『ビワの花の咲く頃』

 ビワの花が咲き始めました。今年は秋が暖かだったので少し遅れ気味な気もしますが、薄茶色と白のツ−トンカラ−の花が木枯らしの中、リンとした天に向かって咲く様は、周りにあまり目立つ花がないこの季節には気高ささえ感じさせてくれます。
 表面が柔らかい毛と粉におおわれた、ややオレンジ色をおびた黄色いビワの実が果物屋の店頭を飾るのは、爽やかな風が肌に気持ちが良い初夏から梅雨にかけての季節です。
 最近では、ほとんどの果物が一年を通して出回っているのですが、このビワばかりは温室栽培が難しいとみえて、この頃にしかふんだんにお目にかかる機会がありません。
 時に10メ−トルを超す大木も珍しくないビワの樹は、温かい環境を好みますので、関東から西南の地方に多く、都会や公園や庭先などで『実生(種から芽生えた小さな苗)』を見かけることもまれではありません。
 この実生は、初夏の実が熟して美味しくなる頃をカラスたち大型の鳥たちはよく知っており、彼らのいたずらの落とし物から生まれた命です。
 ビワの葉は大きく、表面は光沢のある濃緑色、裏面は白っぽいビロ−ド状で密毛がびっしりついているのも特徴の一つです。11 月の中頃から、枝の先端にかなりたくさんの薄茶色のつぼみが目立つようになり、順々に翌年の2月頃まで、芳香のある白い花を咲かせ続けます。
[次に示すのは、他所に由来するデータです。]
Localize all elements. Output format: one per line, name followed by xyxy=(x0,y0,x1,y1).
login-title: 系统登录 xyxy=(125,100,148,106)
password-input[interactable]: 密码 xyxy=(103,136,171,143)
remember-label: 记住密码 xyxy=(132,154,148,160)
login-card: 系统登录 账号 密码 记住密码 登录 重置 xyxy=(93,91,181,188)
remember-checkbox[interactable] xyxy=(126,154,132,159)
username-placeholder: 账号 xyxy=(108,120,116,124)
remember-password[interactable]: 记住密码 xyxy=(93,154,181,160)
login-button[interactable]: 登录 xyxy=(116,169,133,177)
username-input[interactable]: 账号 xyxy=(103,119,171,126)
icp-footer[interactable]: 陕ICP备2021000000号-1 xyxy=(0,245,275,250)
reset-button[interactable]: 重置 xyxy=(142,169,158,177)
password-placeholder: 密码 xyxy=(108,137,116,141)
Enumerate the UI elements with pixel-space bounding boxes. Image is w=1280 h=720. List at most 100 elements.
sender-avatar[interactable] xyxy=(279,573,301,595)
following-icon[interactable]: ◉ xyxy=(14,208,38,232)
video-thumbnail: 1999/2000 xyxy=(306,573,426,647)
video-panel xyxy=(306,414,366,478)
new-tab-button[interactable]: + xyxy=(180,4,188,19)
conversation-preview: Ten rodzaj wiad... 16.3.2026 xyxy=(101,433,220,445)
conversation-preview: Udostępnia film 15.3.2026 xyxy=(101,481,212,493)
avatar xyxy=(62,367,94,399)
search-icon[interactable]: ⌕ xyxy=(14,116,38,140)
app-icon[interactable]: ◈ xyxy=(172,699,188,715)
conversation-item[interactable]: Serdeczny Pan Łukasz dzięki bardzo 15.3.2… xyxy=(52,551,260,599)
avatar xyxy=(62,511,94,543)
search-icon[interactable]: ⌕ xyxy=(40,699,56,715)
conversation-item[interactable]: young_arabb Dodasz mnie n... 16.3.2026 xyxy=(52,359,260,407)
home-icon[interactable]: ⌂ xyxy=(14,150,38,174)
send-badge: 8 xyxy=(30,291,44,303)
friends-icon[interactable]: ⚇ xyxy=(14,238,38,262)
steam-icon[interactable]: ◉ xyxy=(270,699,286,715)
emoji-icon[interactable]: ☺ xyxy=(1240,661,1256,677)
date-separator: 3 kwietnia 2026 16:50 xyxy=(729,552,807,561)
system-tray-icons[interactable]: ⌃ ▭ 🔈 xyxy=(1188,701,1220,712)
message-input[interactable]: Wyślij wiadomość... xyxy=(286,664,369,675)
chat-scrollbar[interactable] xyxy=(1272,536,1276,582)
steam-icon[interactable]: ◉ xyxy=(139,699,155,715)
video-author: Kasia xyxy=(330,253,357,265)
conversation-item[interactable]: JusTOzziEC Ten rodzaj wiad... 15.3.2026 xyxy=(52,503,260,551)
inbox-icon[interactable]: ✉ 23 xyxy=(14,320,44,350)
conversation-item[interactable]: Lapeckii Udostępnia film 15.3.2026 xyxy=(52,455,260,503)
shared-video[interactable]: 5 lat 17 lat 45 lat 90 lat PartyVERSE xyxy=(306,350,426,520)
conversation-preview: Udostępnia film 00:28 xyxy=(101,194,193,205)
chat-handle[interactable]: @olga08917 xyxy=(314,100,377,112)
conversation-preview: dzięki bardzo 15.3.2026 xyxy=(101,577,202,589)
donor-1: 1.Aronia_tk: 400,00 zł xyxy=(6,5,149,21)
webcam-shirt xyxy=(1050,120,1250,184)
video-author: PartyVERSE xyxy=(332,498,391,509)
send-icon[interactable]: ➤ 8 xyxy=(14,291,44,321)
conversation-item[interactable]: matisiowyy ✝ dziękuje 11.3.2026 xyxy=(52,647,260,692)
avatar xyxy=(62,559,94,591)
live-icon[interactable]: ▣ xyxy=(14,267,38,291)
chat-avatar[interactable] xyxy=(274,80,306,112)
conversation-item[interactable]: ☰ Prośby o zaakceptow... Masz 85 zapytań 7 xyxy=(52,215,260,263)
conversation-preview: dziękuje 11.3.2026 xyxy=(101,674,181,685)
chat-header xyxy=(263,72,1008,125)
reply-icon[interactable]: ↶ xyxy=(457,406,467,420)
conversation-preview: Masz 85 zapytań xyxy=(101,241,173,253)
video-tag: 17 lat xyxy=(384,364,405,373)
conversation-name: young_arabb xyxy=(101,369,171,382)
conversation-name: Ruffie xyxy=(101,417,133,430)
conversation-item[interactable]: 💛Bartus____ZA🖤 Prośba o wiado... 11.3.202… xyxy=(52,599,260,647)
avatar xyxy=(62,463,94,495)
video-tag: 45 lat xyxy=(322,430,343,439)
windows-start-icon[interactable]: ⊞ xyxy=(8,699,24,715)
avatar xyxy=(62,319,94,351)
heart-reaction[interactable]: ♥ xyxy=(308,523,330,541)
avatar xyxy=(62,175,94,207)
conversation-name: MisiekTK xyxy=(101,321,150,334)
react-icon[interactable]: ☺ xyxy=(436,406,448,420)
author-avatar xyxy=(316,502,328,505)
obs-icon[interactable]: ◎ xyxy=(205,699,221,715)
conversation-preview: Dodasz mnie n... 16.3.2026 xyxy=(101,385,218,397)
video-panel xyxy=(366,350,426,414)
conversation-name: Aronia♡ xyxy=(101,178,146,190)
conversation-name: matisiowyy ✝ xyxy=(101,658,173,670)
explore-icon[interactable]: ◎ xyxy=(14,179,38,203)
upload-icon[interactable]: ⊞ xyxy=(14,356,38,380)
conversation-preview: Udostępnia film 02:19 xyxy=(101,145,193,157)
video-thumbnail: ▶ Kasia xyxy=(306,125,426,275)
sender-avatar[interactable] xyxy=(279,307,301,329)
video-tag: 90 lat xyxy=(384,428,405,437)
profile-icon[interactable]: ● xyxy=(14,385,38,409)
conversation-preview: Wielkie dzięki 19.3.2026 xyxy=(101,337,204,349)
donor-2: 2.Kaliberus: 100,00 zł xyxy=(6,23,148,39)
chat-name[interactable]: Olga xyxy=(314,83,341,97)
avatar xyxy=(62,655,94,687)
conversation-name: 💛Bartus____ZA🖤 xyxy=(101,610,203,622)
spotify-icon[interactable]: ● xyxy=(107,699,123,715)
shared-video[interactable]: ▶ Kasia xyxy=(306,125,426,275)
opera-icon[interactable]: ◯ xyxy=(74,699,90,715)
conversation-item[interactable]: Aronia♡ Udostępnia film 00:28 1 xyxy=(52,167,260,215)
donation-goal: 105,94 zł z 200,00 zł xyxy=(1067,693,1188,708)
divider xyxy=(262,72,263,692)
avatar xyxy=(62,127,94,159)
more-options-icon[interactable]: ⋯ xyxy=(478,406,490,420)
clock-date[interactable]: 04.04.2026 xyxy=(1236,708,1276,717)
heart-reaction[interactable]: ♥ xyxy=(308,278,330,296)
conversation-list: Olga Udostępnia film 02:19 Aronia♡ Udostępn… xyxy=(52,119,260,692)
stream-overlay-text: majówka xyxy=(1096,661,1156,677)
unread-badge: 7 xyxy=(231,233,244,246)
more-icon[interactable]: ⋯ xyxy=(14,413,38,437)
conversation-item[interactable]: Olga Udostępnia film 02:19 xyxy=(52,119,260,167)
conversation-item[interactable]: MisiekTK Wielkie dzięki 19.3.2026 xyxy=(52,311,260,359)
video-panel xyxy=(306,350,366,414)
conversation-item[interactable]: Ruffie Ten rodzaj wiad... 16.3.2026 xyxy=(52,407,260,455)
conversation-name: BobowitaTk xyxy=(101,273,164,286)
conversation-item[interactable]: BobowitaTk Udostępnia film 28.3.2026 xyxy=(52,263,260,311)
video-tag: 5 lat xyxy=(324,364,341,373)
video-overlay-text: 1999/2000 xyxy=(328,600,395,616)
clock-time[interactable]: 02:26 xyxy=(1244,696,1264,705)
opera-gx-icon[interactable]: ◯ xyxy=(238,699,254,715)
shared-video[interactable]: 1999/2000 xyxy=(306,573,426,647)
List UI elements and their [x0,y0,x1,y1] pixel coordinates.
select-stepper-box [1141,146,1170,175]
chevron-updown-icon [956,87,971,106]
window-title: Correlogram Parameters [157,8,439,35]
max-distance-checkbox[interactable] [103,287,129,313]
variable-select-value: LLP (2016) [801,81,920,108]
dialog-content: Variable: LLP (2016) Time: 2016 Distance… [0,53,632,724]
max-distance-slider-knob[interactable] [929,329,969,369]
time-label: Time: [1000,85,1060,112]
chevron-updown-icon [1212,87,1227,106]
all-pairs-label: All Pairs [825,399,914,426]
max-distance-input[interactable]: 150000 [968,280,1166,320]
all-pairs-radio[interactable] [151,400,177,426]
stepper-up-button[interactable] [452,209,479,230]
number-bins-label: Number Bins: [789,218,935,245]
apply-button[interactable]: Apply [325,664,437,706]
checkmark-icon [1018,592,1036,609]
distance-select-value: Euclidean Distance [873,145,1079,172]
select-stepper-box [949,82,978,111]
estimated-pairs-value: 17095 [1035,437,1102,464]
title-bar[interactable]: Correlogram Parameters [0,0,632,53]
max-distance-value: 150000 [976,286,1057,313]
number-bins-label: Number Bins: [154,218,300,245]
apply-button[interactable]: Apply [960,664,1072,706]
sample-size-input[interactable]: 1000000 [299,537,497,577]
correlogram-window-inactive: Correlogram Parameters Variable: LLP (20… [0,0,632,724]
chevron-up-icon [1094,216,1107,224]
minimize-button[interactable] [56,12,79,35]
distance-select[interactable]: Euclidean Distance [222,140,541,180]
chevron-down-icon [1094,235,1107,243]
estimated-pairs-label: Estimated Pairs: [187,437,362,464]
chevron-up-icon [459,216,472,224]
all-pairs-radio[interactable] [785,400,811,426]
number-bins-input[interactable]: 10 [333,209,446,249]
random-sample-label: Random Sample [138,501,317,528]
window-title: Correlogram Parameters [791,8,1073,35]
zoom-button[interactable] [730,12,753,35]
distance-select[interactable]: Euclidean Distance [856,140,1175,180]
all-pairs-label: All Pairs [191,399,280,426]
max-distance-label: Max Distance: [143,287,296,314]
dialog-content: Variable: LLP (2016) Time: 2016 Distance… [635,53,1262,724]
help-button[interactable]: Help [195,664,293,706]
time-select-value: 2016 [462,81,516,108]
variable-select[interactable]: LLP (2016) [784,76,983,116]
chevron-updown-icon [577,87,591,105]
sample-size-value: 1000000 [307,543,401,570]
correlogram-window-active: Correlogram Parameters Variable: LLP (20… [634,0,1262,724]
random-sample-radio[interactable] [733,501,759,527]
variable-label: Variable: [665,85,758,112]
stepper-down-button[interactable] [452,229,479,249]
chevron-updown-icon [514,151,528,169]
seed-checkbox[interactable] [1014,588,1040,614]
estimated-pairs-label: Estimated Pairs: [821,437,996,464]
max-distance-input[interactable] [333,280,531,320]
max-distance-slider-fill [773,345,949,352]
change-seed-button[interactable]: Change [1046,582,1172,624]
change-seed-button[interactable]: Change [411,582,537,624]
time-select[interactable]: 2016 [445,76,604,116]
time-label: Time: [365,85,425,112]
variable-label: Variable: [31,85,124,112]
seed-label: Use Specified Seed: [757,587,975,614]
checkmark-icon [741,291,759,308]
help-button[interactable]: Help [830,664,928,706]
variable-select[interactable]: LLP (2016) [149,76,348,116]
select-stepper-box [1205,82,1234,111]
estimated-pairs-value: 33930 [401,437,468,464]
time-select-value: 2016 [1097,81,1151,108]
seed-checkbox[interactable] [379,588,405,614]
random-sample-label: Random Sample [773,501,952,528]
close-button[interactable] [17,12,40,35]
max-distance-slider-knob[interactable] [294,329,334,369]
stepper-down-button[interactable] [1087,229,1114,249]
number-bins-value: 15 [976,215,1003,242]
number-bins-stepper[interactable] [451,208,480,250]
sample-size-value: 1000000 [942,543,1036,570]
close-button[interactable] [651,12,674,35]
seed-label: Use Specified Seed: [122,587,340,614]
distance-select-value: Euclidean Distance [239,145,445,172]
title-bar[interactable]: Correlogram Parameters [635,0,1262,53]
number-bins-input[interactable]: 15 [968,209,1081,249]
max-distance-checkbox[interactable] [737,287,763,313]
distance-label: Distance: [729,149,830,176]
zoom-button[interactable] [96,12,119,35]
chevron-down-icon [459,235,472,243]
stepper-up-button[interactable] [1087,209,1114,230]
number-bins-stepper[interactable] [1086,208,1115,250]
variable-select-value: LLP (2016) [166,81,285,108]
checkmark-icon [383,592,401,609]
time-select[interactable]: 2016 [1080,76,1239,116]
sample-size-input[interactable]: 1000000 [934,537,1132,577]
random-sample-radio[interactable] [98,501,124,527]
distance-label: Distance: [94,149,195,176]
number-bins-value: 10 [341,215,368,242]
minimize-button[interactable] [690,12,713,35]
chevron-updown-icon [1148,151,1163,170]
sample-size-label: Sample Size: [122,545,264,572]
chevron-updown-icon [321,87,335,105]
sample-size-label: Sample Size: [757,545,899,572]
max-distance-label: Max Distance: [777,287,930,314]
 この時季は花が少ないので誰でも気がつくはずなのですが、花が小さいうえに葉が大きく枝の先に咲くので下からはなかなか見つけにくいようです。葉を切り取って花だけ見せてビワの花だと分かる人は案外少ないのに驚かされます。
 旧暦の11月の頃の穏やかな日を『小春日和』といいますが、この穏やかな冬の昼間この花のまわりには蜜蜂が集まっているのを見かけることがあります。花の少ないこの季節は蜜蜂にとって絶好のごちそうなのでしょう・・・。この蜜蜂によって受粉し、春から初夏にかけてあのオレンジ色のかわいい実が熟していくのです。
 実生から成長したビワは放置しておくと、一枝に10〜15個もの実が付くため、一つの果実は小さく直径2センチぐらいにしかなりません。
 去年私は、一枝の果実を1〜3ケ残して他を摘んで、ネットをかけてカラスに食べられないようにしたのですが、ある日起きてみると見事に全部食べられてしまっていました。カラスがどうしてネットをかいくぐったのか未だに不思議な気がしますが、頭のよい彼らのことですから、下からもぐり込むのなど簡単なことなのでしょう。
 ビワの葉にはかなりの栄養のあるエキスが含まれており、古くから漢方薬として利用されています。最近は健康食品ブ−ムとのことで、ビワの葉を乾燥させてお茶にして飲む『ビワ茶』が流行っているようです。その他にも、葉の上に『もぐさ』をのせ、患部にお灸する『ビワの葉温灸』や、ビワの葉をお風呂に入れる利用法もよく知られています。
 私はどれも試してみたことがありますが、ビワの葉のお茶は甘さがあり飲みやすいものですし、ビワの葉温灸は葉が厚いのでかなりの量のもぐさを置いても熱さはそれほどでもなく、さっぱりとします。ビワの葉には不思議な力があることは確かなようです。